Sejarah Halkidiki terkait erat dengan kota Halkida yang legendaris di Yunani, karena dari sinilah penjajah pindah ke sini. Daerah ini - semenanjung di tenggara Yunani - disebutkan oleh Herodotus ketika dia menggambarkan Perang Persia. Juga, tempat-tempat ini dikenal sebagai tempat kelahiran Aristoteles yang agung. Semenanjung itu sendiri mengarah ke Laut Aegea, membentuk tiga semenanjung kecil di ujungnya, yang dikenal sebagai Athos, Sithonia, dan Kassandra.
Athos
Athos adalah tempat khusus, tempat tinggal para biarawan, di mana tidak ada akses tidak hanya untuk wanita, tetapi bahkan untuk hewan peliharaan wanita. Dan tidak peduli betapa lucunya kedengarannya, Bunda Allah yang Kudus melindungi pertapaan dan biara ini. Ada beberapa biara Ortodoks dan satu biara Rusia - St. Panteleimon. Hanya laki-laki yang bisa sampai di sini dan hanya dengan izin khusus.
Ibukota kuno
Namun apapun sejarah tempat-tempat suci Ortodoks ini, sejarah Halkidiki tidak akan habis secara singkat. Jika Anda kembali dari pegunungan ke pantai laut, Anda dapat melihat penggalian yang sedang berlangsung di desa Kallithea, di mana para arkeolog telah menemukan sebuah kuil pagan, yang konon ada di sini pada abad ke-5 SM. Ada juga desa Olynthos, yang tidak kehilangan namanya sejak zaman kuno. Tetapi penggalian yang dilakukan di sini telah menunjukkan bahwa dulu status pemukiman ini jauh lebih tinggi. Itu adalah ibu kota Halkidiki. Namun, kota yang dulunya perkasa itu dilenyapkan dari muka bumi oleh Raja Philip. Kita tidak tahu banyak tentang penguasa ini seperti tentang putranya yang terkenal, Alexander Agung.
Sithonia
Di semenanjung ini ada desa Toroni, yang dulunya juga merupakan kota yang terkenal, sehingga desa itu jatuh ke tangan berbagai penakluk: itu adalah subyek perselisihan antara orang Athena dan Sparta; ditaklukkan oleh raja Makedonia Philip II; berada di bawah kekuasaan Kekaisaran Romawi.

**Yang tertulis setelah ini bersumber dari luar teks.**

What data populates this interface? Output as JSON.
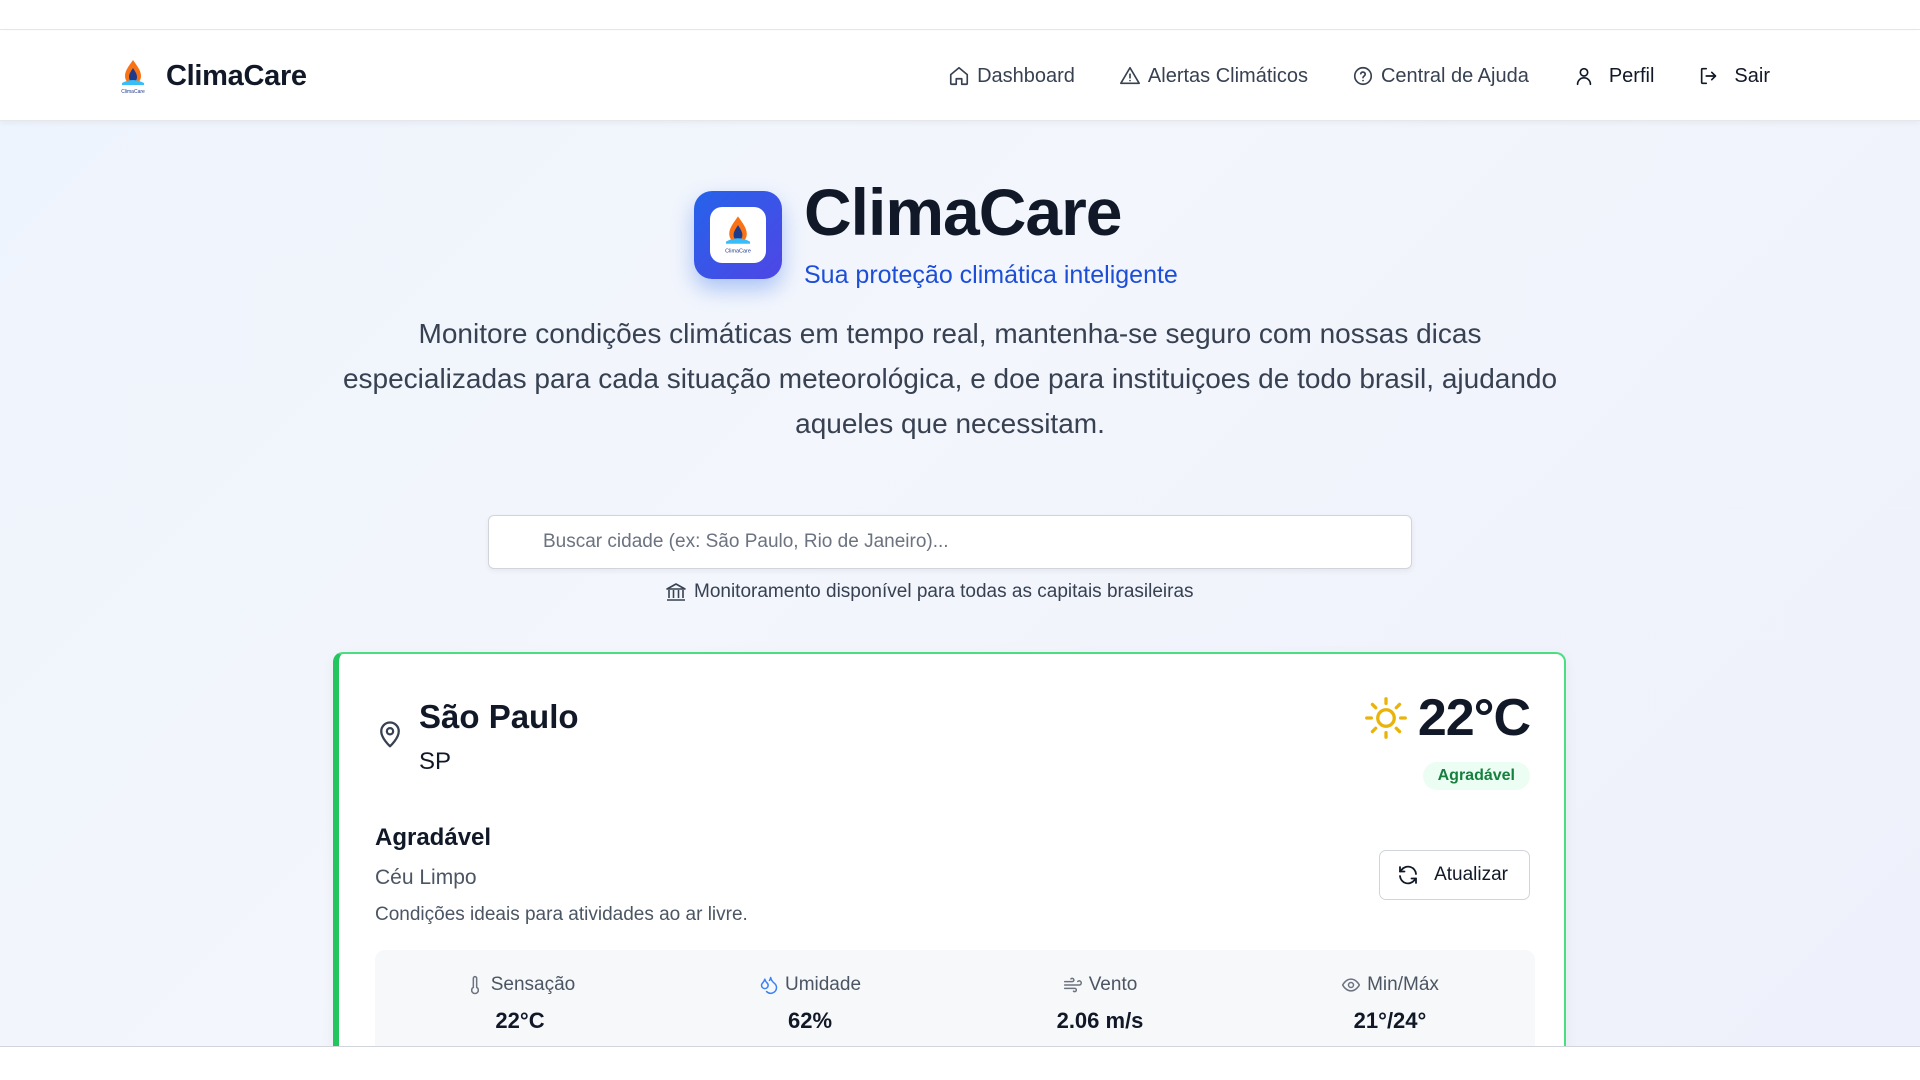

Namun, pada saat yang sama, kota ini tetap dipertahankan sebagai unit administratif-teritorial, dan tidak luput dari revolusi Yunani yang terjadi pada abad ke-19. Saat ini, bangunan bersejarah di sini hanya diwakili oleh reruntuhan, karena selama revolusi itu, orang-orang Turki membongkar banyak struktur menjadi batu untuk trotoar.